22 Janvier 2019 , Rédigé par christophe Publié dans #Education, #Neurosciences

Stanislas Dehaene ou l'incarnation du changement de pied...

Le Ministère de l'Education Nationale est, depuis quelques mois, doté d'un Nième organisme appelé "Conseil Scientifique de l'Education Nationale". A sa tête, un neuroscientifique professeur au Collège de France, Stanislas Dehaene. 

Deux informations circulent au sujet de :

- son avis sur la semaine de 4 jours à l'école primaire ;

- sa position par rapport à l'apprentissage de la lecture.

La semaine de 4 jours

Stanislas Dehaene s'est toujours opposé, comme l'actuel Ministre de l'Education Nationale à une certaine époque, à la semaine de 4 jours à l'école. Par exemple - mais j'aurais pu produire des dizaines d'autres sources - sur le site "Canal Académie" :

« Rien de la lecture n’est évident pour l’enfant. Il faut s’entraîner un peu tous les jours, avec des périodes de sommeil pour consolider l’apprentissage. En ce sens, la concentration de l’apprentissage sur une semaine de 4 jours est une absurdité » poursuit Stanislas Dehaene.

Pourtant, rappelle Jean-Michel Blanquer, la semaine de 5 jours au lieu de 4 existe déjà. « C’est la semaine de 9 demi-journées par semaine que les recteurs et inspecteurs d’académies sont invités à appliquer. Le cadre administratif et juridique le permet déjà. Il faut en effet une bonne répartition du temps comme le dit Stanislas Dehaene, mais jusqu’à présent, le problème n’a pas tellement été un problème d’ordre ministériel, mais un problème de responsabilisation des adultes, localement ». (Voir lien/source 1 en bas de page)

Quelle ne fut pas la surprise générale - sauf peut-être pour quelques médias privés de mémoire et militants politiques devenus très distraits - d'entendre le même néo-Président de commission scientifique affirmer sur France Inter le 11 janvier 2018 : "Semaine de 4 jours : Je ne suis pas sûr qu'il y ait erreur". (A réécouter/Lien 2 en bas de page)

Pour un scientifique, toujours très affirmatif dans ses déclarations, cette soudaine hésitation ne laisse pas de surprendre la communauté éducative. Car n'étant "pas sûr", doit-on comprendre que notre éminent chercheur, s'il cherche incontestablement beaucoup, n'a pas encore trouvé les Graal annoncés avec tambours et trompettes d'une renommée peut-être factice.

L'apprentissage de la lecture

Quant à ses positions sur l'apprentissage de la lecture, le monde des médias et réseaux relaient depuis quelques jours l'absolue confiance de Stanislas Dehaene en la seule méthode syllabique, le fameux B-A/BA.

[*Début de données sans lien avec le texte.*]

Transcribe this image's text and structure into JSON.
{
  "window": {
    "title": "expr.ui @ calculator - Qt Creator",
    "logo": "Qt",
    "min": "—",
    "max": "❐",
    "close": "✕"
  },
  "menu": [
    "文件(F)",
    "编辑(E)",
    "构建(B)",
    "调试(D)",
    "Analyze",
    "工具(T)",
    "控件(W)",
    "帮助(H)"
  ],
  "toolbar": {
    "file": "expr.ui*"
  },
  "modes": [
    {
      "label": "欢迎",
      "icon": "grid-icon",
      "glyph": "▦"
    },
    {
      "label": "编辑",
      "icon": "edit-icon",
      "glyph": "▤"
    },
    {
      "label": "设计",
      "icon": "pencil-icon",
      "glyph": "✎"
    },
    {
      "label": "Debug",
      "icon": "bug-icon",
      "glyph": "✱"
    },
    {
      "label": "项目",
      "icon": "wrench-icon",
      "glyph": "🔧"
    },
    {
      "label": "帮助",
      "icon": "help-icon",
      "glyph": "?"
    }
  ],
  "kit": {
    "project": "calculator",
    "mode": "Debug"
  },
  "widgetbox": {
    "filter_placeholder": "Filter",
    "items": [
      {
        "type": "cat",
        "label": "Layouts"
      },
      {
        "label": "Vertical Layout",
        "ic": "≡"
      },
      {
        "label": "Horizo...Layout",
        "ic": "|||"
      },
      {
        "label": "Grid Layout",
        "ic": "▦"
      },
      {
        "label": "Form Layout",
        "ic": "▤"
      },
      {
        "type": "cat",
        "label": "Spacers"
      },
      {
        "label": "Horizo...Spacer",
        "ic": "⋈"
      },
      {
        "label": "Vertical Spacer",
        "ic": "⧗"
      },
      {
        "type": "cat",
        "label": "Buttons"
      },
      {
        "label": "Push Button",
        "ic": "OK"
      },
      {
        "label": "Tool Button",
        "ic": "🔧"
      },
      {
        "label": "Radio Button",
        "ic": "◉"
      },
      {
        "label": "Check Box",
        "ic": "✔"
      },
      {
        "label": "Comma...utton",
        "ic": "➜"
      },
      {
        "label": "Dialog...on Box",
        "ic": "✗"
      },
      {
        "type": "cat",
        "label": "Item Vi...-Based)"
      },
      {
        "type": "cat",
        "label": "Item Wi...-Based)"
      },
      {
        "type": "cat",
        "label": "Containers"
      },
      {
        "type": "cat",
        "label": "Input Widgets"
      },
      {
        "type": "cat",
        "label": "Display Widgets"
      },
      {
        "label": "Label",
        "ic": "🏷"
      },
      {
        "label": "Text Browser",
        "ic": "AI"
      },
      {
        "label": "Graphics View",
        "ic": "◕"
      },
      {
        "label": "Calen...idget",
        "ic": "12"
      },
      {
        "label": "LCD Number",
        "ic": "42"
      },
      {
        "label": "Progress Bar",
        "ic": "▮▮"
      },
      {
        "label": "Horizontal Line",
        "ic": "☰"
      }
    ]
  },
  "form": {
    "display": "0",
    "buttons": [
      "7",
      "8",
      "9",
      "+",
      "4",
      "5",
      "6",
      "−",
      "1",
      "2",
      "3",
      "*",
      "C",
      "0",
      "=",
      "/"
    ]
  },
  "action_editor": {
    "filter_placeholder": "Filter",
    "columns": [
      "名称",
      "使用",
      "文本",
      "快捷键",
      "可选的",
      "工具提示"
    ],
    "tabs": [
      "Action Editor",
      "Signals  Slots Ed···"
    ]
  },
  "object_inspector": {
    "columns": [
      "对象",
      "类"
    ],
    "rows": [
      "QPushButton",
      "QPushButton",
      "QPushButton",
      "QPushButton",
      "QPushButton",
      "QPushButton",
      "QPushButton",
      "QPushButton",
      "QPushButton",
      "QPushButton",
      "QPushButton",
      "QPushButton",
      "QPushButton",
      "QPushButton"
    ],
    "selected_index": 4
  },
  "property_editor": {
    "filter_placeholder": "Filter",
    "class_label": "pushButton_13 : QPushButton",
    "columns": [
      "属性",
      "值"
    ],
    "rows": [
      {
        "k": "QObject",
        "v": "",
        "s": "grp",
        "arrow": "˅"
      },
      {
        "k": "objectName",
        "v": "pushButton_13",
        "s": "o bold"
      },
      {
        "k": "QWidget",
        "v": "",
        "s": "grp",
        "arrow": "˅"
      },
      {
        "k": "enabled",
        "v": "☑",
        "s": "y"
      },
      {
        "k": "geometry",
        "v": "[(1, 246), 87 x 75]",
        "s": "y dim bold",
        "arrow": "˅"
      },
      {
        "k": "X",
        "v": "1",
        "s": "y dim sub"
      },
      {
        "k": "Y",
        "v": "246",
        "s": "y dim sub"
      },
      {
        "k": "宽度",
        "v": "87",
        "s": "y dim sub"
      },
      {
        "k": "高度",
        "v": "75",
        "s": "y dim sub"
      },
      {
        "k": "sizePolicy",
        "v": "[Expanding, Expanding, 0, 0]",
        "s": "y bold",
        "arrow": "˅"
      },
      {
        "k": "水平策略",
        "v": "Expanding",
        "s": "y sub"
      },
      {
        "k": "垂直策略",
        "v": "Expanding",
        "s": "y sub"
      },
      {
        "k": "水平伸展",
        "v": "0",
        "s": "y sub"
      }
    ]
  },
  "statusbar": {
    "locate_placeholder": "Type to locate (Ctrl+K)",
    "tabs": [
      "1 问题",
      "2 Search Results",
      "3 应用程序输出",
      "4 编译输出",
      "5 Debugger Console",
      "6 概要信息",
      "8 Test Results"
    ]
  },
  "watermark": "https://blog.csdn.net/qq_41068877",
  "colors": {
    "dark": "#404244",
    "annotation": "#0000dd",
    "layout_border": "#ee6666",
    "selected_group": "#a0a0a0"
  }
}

Pourtant, les écrits et propos de notre chercheur, sont loin d'être aussi tranchés:

"Pour la lecture par exemple, la recherche en sciences cognitives a clairement démontré la supériorité de l’approche « phonique », l’enseignement systématique des correspondances graphème-phonème. Cependant, cela ne signifie en aucun cas que nous faisons l’apologie d’une méthode unique (« la » syllabique). Lorsqu’un ministre de l’éducation a voulu imposer le « b-a ba », j’ai réuni des chercheurs au Collège de France pour rappeler que les choses ne sont pas si simples. La seule chose qui importe au tout début de la lecture, c’est l’enseignement explicite et systématique des correspondances entre l’ordre temporel du langage parlé (la séquence de phonèmes) et l’ordre spatial de ce qui est écrit (l’agencement des graphèmes, de gauche à droite). Méthodes analytiques et synthétiques peuvent être toutes les deux phoniques. Dans l’état actuel des connaissances, on ne peut affirmer que l’une marche mieux que l’autre. On peut assembler des lettres en syllabes et en mots (b+a=ba, approche synthétique), mais aussi partir d’un vrai mot et le décomposer en graphèmes (approche analytique). Encore faut-il employer une progression rigoureuse, qui parte de mots très simples, avec un tout petit nombre de graphèmes connus de l’enfant, avant d’introduire progressivement des mots plus complexes. Partir d’un mot comme « fou », expliquer qu’il est composé de « f » et « ou », que si on change le premier son on obtient « chou »… : c’est une méthode analytique qui fonctionne (et qu’il ne faut surtout pas confondre avec l’approche globale, où l’attention ne se focalise pas sur la composition interne des mots). La recherche continue, et l’on redécouvre par exemple l’importance du geste d’écriture. Ecrire le mot lentement au tableau tout en l’épelant, faire tracer les lettres par l’enfant, sont bénéfiques, notamment parce que ces méthodes soulignent l’organisation  spatiale et temporelle du mot. " (Lien/Source 3 en bas de page)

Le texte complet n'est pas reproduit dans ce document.